Time to sell your home

It's time for a fresh start.

The real estate market is hot, and you know for a fact that the guy down the block just sold his shack for $200,000 after paying just $110,000 for it a few years ago.

So now you feel the time is ripe for you to trade up, too.

But before you plunge a "For Sale" sign into the front lawn, you'll need to seriously consider whether moving is the right step.

"If you just got the itch to sell, be sure you know what your motivation is," says Bill Echols, spokesman for Re/max International in Denver. Sellers who don't do enough research may end up with "seller's remorse," he says.

"The temptation is just to want a nicer house," says Eric Tyson, co-author of "Home Selling for Dummies."

That can be expensive - financially and emotionally.

To keep that pot of gold at the end of the real-estate rainbow from getting tarnished, you might want to take the following steps:

*Assess your local real-estate market to set a price for your home.

*Figure out the costs of selling your home.

*Estimate the costs of buying and moving into another home.

*And remember to factor in intangible costs, such as moving to an unfamiliar neighborhood with new schools and a new commute.

If you need to sell, now is the time, says Daryl "Jess" Jasperson, president of Re/max International in Denver. "Markets peak in spring and early summer," he says.

Mortgage interest rates are at some of their lowest levels in 20 years, a record number of buyers are flocking to the market, and home prices across the country are rising.

Yet even in a booming market, you have to be realistic about how much you can get for your house.

"Most sellers have an idea what they want to get," says Lou Hrono, a Re/max agent in Medford, Mass.
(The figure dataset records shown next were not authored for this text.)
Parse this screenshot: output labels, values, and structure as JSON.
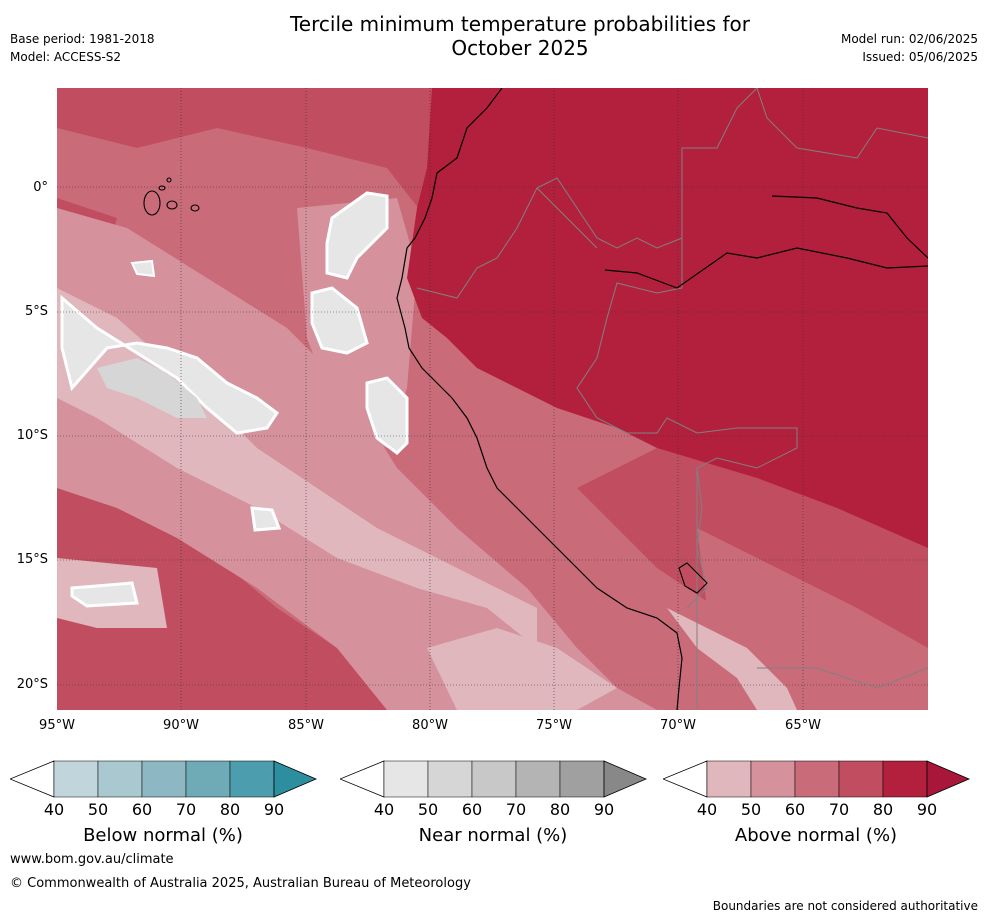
{
  "title_line1": "Tercile minimum temperature probabilities for",
  "title_line2": "October 2025",
  "meta": {
    "base_period": "Base period: 1981-2018",
    "model": "Model: ACCESS-S2",
    "model_run": "Model run: 02/06/2025",
    "issued": "Issued: 05/06/2025"
  },
  "map": {
    "lat_labels": [
      "0°",
      "5°S",
      "10°S",
      "15°S",
      "20°S"
    ],
    "lon_labels": [
      "95°W",
      "90°W",
      "85°W",
      "80°W",
      "75°W",
      "70°W",
      "65°W"
    ],
    "colors": {
      "above_40": "#dfb7bd",
      "above_50": "#d5929c",
      "above_60": "#ca6b7a",
      "above_70": "#c14e60",
      "above_80": "#b3203d",
      "above_90": "#a8163a",
      "near_40": "#e6e6e6",
      "near_50": "#d6d6d6",
      "near_60": "#c8c8c8",
      "near_70": "#b4b4b4",
      "near_80": "#a0a0a0",
      "near_90": "#888888",
      "below_40": "#c0d6dc",
      "below_50": "#a9c8cf",
      "below_60": "#8db8c3",
      "below_70": "#6eabb7",
      "below_80": "#4c9eae",
      "below_90": "#2d8ea0"
    }
  },
  "colorbars": [
    {
      "label": "Below normal (%)",
      "ticks": [
        "40",
        "50",
        "60",
        "70",
        "80",
        "90"
      ],
      "scheme": "below"
    },
    {
      "label": "Near normal (%)",
      "ticks": [
        "40",
        "50",
        "60",
        "70",
        "80",
        "90"
      ],
      "scheme": "near"
    },
    {
      "label": "Above normal (%)",
      "ticks": [
        "40",
        "50",
        "60",
        "70",
        "80",
        "90"
      ],
      "scheme": "above"
    }
  ],
  "footer": {
    "url": "www.bom.gov.au/climate",
    "copyright": "© Commonwealth of Australia 2025, Australian Bureau of Meteorology",
    "disclaimer": "Boundaries are not considered authoritative"
  }
}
The problem is many sellers want to get more than their house is actually worth.

The best way to reap top dollar is to price your house low enough that it starts a bidding war -or at least threatens to, experts agree.

When Ron and Sue Wilson sold their condominium in the West County area of St. Louis, they set a realistic price, hoping to get out of it what they owed. Before the condo was even on the market, a man came and looked at it. Within a week, their Realtor brought another couple by who was interested. That prompted the first buyer to make an offer $1,000 above their asking price to make sure he got the house.
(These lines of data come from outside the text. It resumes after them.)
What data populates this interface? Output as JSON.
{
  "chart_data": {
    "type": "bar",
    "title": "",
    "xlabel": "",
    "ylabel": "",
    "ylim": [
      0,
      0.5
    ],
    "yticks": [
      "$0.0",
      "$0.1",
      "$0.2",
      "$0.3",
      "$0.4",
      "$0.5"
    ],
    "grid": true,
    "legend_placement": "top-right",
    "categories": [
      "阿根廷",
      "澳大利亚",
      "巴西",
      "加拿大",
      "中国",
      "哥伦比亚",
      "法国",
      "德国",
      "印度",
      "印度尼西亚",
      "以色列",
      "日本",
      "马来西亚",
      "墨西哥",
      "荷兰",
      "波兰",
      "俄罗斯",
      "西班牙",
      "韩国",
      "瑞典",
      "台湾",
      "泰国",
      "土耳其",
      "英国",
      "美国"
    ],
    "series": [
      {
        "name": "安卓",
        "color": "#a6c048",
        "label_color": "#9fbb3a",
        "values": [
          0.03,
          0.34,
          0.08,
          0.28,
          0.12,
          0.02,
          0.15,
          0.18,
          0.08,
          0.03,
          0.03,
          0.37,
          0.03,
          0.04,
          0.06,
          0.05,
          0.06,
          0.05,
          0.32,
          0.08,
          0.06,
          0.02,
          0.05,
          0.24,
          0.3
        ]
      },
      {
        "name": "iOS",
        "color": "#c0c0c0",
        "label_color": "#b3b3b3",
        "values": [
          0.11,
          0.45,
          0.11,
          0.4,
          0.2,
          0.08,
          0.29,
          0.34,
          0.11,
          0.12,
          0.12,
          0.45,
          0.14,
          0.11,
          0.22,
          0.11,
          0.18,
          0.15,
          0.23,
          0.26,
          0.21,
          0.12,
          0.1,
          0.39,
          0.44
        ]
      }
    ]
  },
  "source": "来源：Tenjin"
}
"It's a game; it's strategy," says Mrs. Wilson.

The best way to price your house is to get a list of comparable sales in your neighborhood, Mr. Hrono says. Any Realtor should be able to provide an accurate, current list of comps. The list should give you a good idea of current market conditions.
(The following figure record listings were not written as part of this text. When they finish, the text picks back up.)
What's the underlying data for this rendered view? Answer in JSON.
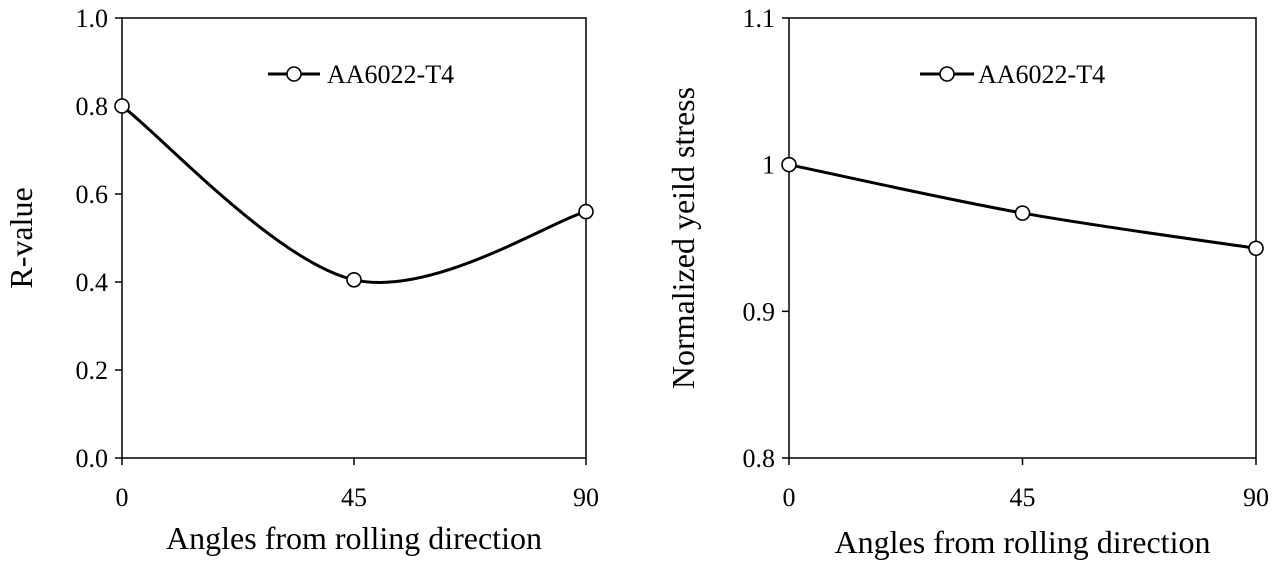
{
  "chart_data": [
    {
      "type": "line",
      "smooth": true,
      "marker": "open-circle",
      "x": [
        0,
        45,
        90
      ],
      "series": [
        {
          "name": "AA6022-T4",
          "values": [
            0.8,
            0.405,
            0.56
          ]
        }
      ],
      "xlabel": "Angles from rolling direction",
      "ylabel": "R-value",
      "xlim": [
        0,
        90
      ],
      "ylim": [
        0.0,
        1.0
      ],
      "xticks": [
        "0",
        "45",
        "90"
      ],
      "yticks": [
        "0.0",
        "0.2",
        "0.4",
        "0.6",
        "0.8",
        "1.0"
      ],
      "legend_position": "top-right",
      "grid": false
    },
    {
      "type": "line",
      "smooth": true,
      "marker": "open-circle",
      "x": [
        0,
        45,
        90
      ],
      "series": [
        {
          "name": "AA6022-T4",
          "values": [
            1.0,
            0.967,
            0.943
          ]
        }
      ],
      "xlabel": "Angles from rolling direction",
      "ylabel": "Normalized yeild stress",
      "xlim": [
        0,
        90
      ],
      "ylim": [
        0.8,
        1.1
      ],
      "xticks": [
        "0",
        "45",
        "90"
      ],
      "yticks": [
        "0.8",
        "0.9",
        "1",
        "1.1"
      ],
      "legend_position": "top-right",
      "grid": false
    }
  ]
}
The key question "is how long have the comps been on the market at those prices," Hrono says.

The longer a house has lingered, the less realistic its price. Price your house to compete with those that have sold within 30 days, the experts say.

"When something new comes on the market, buyers rush to see it," Hrono says. If it's overpriced, they reject it. And they don't come back." All the activity is going to come in the first two to three weeks," he says.

It's also important for sellers to keep watching the market, says Mr. Tyson. Check out the real estate classifieds and even tour new homes that come on the market. You don't want to be undersold.

The costs

Once you have a price, it's time to factor all the costs involved in a move. Six percent of what you sell your home for pays the Realtor's commission. And "usually when you sell a home, you have some deferred maintenance you're going to get stuck with," Tyson says. That can cost another 1 to 2 percent of the sale price.

Closing costs on a mortgage to buy your new house run 3 to 5 percent. And actually moving your stuff runs another 2 percent to 3 percent.

All told, selling your house, buying a new one, and moving can eat up as much as 15 percent of a $200,000 transaction, Tyson says. That's $30,000 you won't be able to put toward a downpayment on your new home. Yikes!

The Intangibles

And if you don't move for the right reasons, you may not be any happier. First off, don't assume anything about a new neighborhood just because of its reputation or because a of what a Realtor says, Hrono says. Perhaps a bigger mistake is making false assumptions about your old house and your old neighborhood, he says. Are the schools really that bad? Or are they beginning a turnaround?

And before you sell, consider the expansion potential of your own house, says Tyson. If the problems are cosmetic or a matter of size, it probably makes more sense to remodel or add on. If you're retiring and need cash, a reverse mortgage may work as well.